Original: http://wiki.mikrotik.com/wiki/Hurricane_Electric_IPv6_Tunnel_-_IPv4_Endpoint_updater
Updated: https://gist.github.com/horzadome/8e5d99d84525ad8a8ccf
You can fetch it directly from https://gist.githubusercontent.com/horzadome/8e5d99d84525ad8a8ccf/raw/ed324786b5fc8f113edab6c7b1ed8e0347c4b244/gistfile1.txt

And here’s the source code:

# Update Hurricane Electric IPv6 Tunnel Client IPv4 address
# This is an upgrade to an existing script from
# http://wiki.mikrotik.com/wiki/Hurricane_Electric_IPv6_Tunnel_-_IPv4_Endpoint_updater
# API call format:
# https://#USERNAME:$API_KEY@ipv4.tunnelbroker.net/nic/update?username=$USERNAME&password=$API_KEY&hostname=$TUNNEL_ID
# ----------------------------------
# Modify the following to match your parameters
# ----------------------------------

# Router's WAN interface name
:local WANinterface "ppoe-1"

# Router's 6to4 interface name
:local HEtunnelinterface "sit1"

# Your username - you use it to log in at https://tunnelbroker.net
:local HEuserid "NAME"

# Tunnel ID (not name) as written in your tunnel's details at https://tunnelbroker.net
:local HEtunnelid "00000"

# Your Update Key for this tunnel, as written in the "Advanced" tab on tunnel details page
:local HEkey "AAAAAAAAAAAAAA"

# ----------------------------------
# STOP modifying here
# ----------------------------------
# Internal processing below...
# ----------------------------------
:local HEupdatehost "ipv4.tunnelbroker.net"
:local HEupdatepath "/nic/update?"
:local outputfile ("HE-" . $HEtunnelid . ".txt")
:local HEipv4addr

# Get WAN interface IP address
:set HEipv4addr [/ip address get [/ip address find interface=$WANinterface] address]
:set HEipv4addr [:pick [:tostr $HEipv4addr] 0 [:find [:tostr $HEipv4addr] "/"]]

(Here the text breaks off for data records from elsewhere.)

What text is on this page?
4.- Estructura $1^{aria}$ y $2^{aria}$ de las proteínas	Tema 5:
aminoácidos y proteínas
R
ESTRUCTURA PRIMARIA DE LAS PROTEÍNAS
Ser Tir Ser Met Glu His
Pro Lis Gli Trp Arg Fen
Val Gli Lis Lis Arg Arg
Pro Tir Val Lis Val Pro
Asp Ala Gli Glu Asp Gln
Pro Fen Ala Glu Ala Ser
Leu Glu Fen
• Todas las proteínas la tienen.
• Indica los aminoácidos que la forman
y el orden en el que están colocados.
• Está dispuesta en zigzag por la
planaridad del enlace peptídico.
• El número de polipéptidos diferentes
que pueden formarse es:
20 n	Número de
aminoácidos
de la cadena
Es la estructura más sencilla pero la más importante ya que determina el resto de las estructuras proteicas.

:if ([:len $HEipv4addr] = 0) do={
   :log error ("Could not get IP for interface " . $WANinterface)
   :error ("Could not get IP for interface " . $WANinterface)
}

# Update the HEtunnelinterface with WAN IP
/interface 6to4 {
    :if ([get ($HEtunnelinterface) local-address] != $HEipv4addr) do={
        :log info ("Updating IPv6 Tunnel " . $HEtunnelid . " Client IPv4 address to new IP " . $HEipv4addr . "...")
        disable $HEtunnelinterface

        /tool fetch mode=https host=($HEupdatehost) url=("https://" . $HEuserid . ":" . $HEkey . "@" . $HEupdatehost . $HEupdatepath . "&username=" . $HEuserid . "&pass=" . $HEkey . "&hostname=" . $HEtunnelid) dst-path=($outputfile)

        # Change the client IPv4 address
        set ($HEtunnelinterface) local-address=$HEipv4addr

        # I like to make a little pause before enabling the interface
        /delay 3
        
        # Enable the IPv6 interface
        enable $HEtunnelinterface 

        # Append the file to log for review
        :log info ([/file get ($outputfile) contents])
        
        # Clean up after ourselves
        /file remove ($outputfile)
        
    } else={
        # If client's IPv4 didn't change at all, put it in the log so that we know the script is working
        :log info ("Updating " . $HEtunnelinterface . " No change, IP is still " . $HEipv4addr )
    }   
}
8

horza, I found your script not working under 6.31
script stops running at the /tool fetch command, and this command isn’t executed (there is no file HE-.txt created)

I’m reproduced this command by hand at the command prompt and found that the RouterOS blames about “?” sign in the url= parameter. I tried to escape “?” with "" sign - this takes no sence. There is only one way to run this command by the proper way - enclose the url= value in double quotes - e. g. url=“https://:…”

but my poor experience in scripting prevents me from update your script.